RT asked political analysts what other possible twists and turns might be ahead.
George Galloway, British politician, broadcaster and writer, called the situation May is in an absolute chaos which is “humiliating the country, her own party and democracy itself.”
He thinks the appointment of a person who didn’t believe in Brexit as Prime Minister was “a fatal flaw.”
“It is an Achilles heel of the entire thing…[May] deliberately sabotaged these negotiations and brought about this dog’s Brexit,” he added.
In his view, “this is not Brexit that she is proposing. And therefore a good one hundred of our own MPs will never vote for it, whatever reassurance she brings back. It is like Chamberlin waving his piece of paper promising peace in our time,” said Galloway.
On Tuesday, Theresa May arrived in Berlin for to meet Dutch PM Mark Rutte and Germany’s Angela Merkel for talks to save her Brexit deal.
According to Galloway, the EU leaders “clearly smell blood in the form of a second referendum which they hope would lead to a reversal of the last referendum result.”
“Whether or not they are right about it, it would still leave millions of people very bitter and angry, it would risk social peace in Britain if the first referendum is somehow annulled,” he continued.
While there were more calls for a second referendum, if there is one, Galloway suggested, “it would be close either the other way or the same way.”
“In any case, if it went against the Brexiteers, they’d demand a third referendum, if it went against the Remainers, they’d blame the Russians,” Galloway noted.
The most likely outcome for the nearest future in Britain is “Theresa May being overthrown by her own party and a new prime minister returning to square one,” according to Galloway.
He pointed out that “there are plenty of people in the wings waiting.

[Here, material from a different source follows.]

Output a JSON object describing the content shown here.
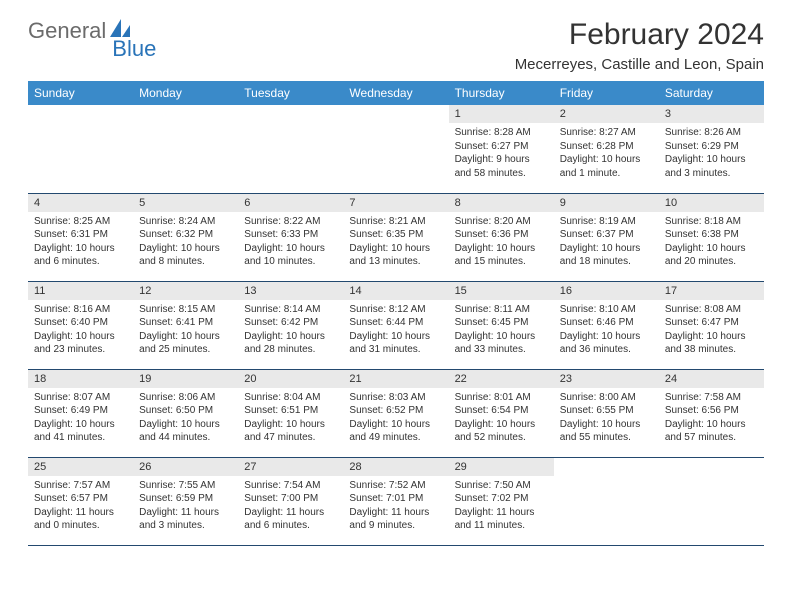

Boris Johnson even got his hair cut for the occasion, just to look prime ministerial. And he is Churchill’s biographer.”
Why is May buying time?
Thom Brooks, a professor of law and government and the dean at Durham Law School, suggested that Theresa May is trying to buy herself more time.
“It makes you wonder… for what? There won’t be a different deal, any changes to the deal. The reassurances around the backstops – promises from Brussels they really won’t keep Britain perpetually in a customs union… It is very difficult to see how these promises will change any mind at all in parliament,” Brooks explained.
Given the European Court of Justice ruling that there is an option for Britain to remain in without a need of getting any approval from the EU, Brooks said that the strategy of ‘my deal or no deal’ seems to be not the only option now.
“That is really throwing into disarray those who are worried about the ‘no deal’ option – that is not the only option. And that changes the game,” he said.
“If this minority government can’t get its way on fundamental bills like this Brexit vote, if it can’t function, it can’t be a government. And ‘no confidence’ seems to be the only option,” Brooks concluded.
Theresa May is aiming for more concessions from EU on the Irish border issue to help push her deal through.
RT spoke to Máirtín Ó Muilleoir, a member of Irish party Sinn Féin, who claimed that no one on either side of the Ireland’s border wants Brexit.
“I think we do not want to see any border, certainly not in the Northern Ireland, not in the Irish Sea either. The majority here in Northern Ireland voted to remain. It is an absolute democratic disgrace to force us to exit the European Union,” Ó Muilleoir said.
He explained that “if we exit on the terms of the Brexiteers, or the DUP’s… it will mean return to a hard border, it will mean the diminishing and the undermining of the Good Friday Agreement which of course underpins our peace process. It will mean that jobs will be lost, investment will be lost, we will jeopardize the progress that we have made in terms of our peace process and in terms of reconciliation over 20 years.”
“For all those reasons we are against borders,” Ó Muilleoir told RT adding that “we don’t believe that the backstop, the special status for Northern Ireland which is contained in the agreement, we don’t believe that will lead to the hard border in the Irish Sea. The constitutional issue for Northern Ireland will be decided on another day.”